We have all heard the premise that drinking red wine can have a positive impact on our heart health, when consumed in moderation of course. Other studies suggest that drinking small amounts of alcohol may reduce the risk of stroke and diabetes. I recently read that the symptoms of rheumatoid arthritis can be alleviated with moderate consumption of alcohol. In fact, the risk of even developing rheumatoid arthritis may be lowered with moderate alcohol consumption. If they ever conduct a study that suggests drinking alcohol may make one wealthy, I may relax my standards a bit!
A recent study suggested that people who do not drink alcohol are approximately four times more likely to develop rheumatoid arthritis than those who have at least one drink a day, at least three days a week. Researchers have also noted that RA patients who consume alcohol notice a reduction in their symptoms. Further, the more the patient drank, the milder their symptoms became.

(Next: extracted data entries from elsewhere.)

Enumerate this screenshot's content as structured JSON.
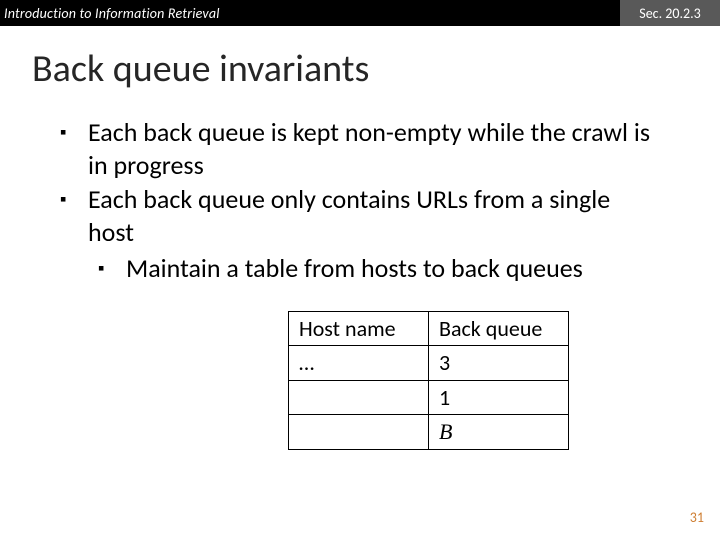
{
  "header": {
    "course": "Introduction to Information Retrieval",
    "section": "Sec. 20.2.3"
  },
  "title": "Back queue invariants",
  "bullets": {
    "b1": "Each back queue is kept non-empty while the crawl is in progress",
    "b2": "Each back queue only contains URLs from a single host",
    "b2a": "Maintain a table from hosts to back queues"
  },
  "table": {
    "h1": "Host name",
    "h2": "Back queue",
    "r1c1": "…",
    "r1c2": "3",
    "r2c1": "",
    "r2c2": "1",
    "r3c1": "",
    "r3c2": "B"
  },
  "page_number": "31"
}
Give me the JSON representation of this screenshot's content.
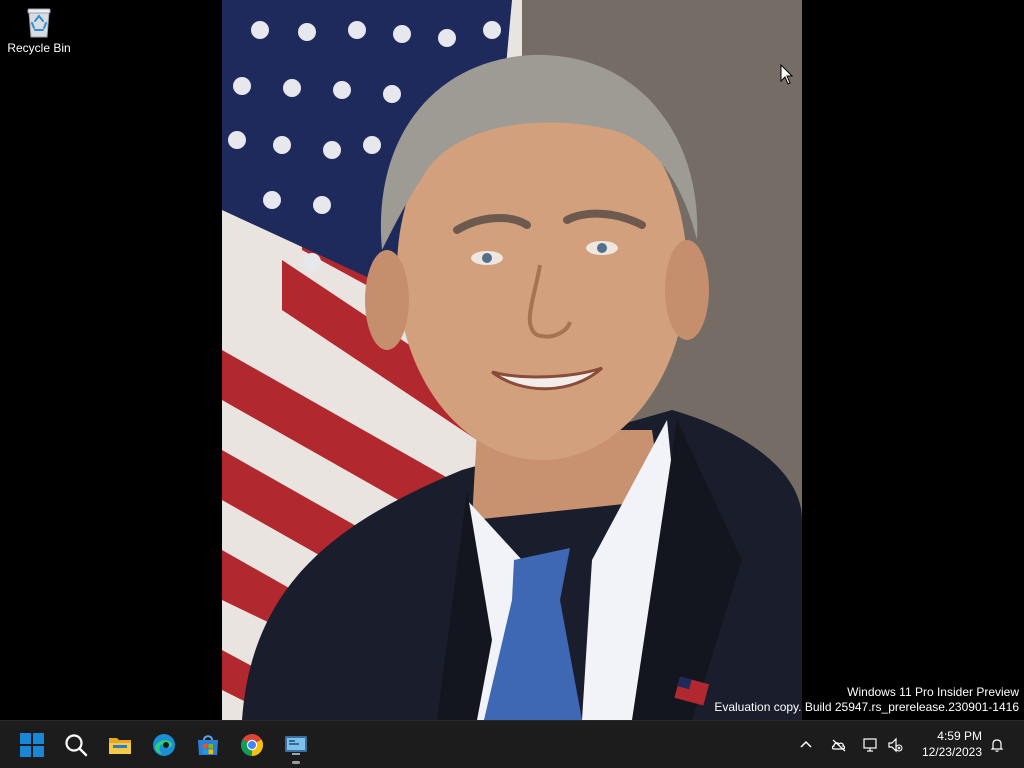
{
  "desktop": {
    "icons": [
      {
        "label": "Recycle Bin",
        "icon": "recycle-bin-icon"
      }
    ],
    "wallpaper": {
      "subject": "portrait-photo"
    }
  },
  "watermark": {
    "line1": "Windows 11 Pro Insider Preview",
    "line2": "Evaluation copy. Build 25947.rs_prerelease.230901-1416"
  },
  "taskbar": {
    "apps": [
      {
        "icon": "windows-start-icon"
      },
      {
        "icon": "search-icon"
      },
      {
        "icon": "file-explorer-icon"
      },
      {
        "icon": "edge-icon"
      },
      {
        "icon": "microsoft-store-icon"
      },
      {
        "icon": "chrome-icon"
      },
      {
        "icon": "remote-desktop-icon",
        "running": true
      }
    ],
    "tray": {
      "icons": [
        "chevron-up-icon",
        "onedrive-icon",
        "network-icon",
        "volume-muted-icon",
        "notification-bell-icon"
      ],
      "time": "4:59 PM",
      "date": "12/23/2023"
    }
  },
  "colors": {
    "taskbar_bg": "#1c1c1c",
    "desktop_bg": "#000000",
    "start_blue": "#1a86d6"
  }
}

Approximately 1.3 million adults in the U.S. have rheumatoid arthritis, a disorder that attacks the immune system and causes pain and inflammation in the joints. While some patients may only be bothered by mild symptoms on occasion, others are so severely affected that their whole lives are turned upside down.
Because alcohol reduces the immune activity of the body, the researchers suspect that this is the primary reason that the consumption of alcohol reduces the severity of RA symptoms. Additionally, alcohol may have a mild pain-killing effect.
However, this study does not suggest it is okay to belly up to the bar and drink yourself silly.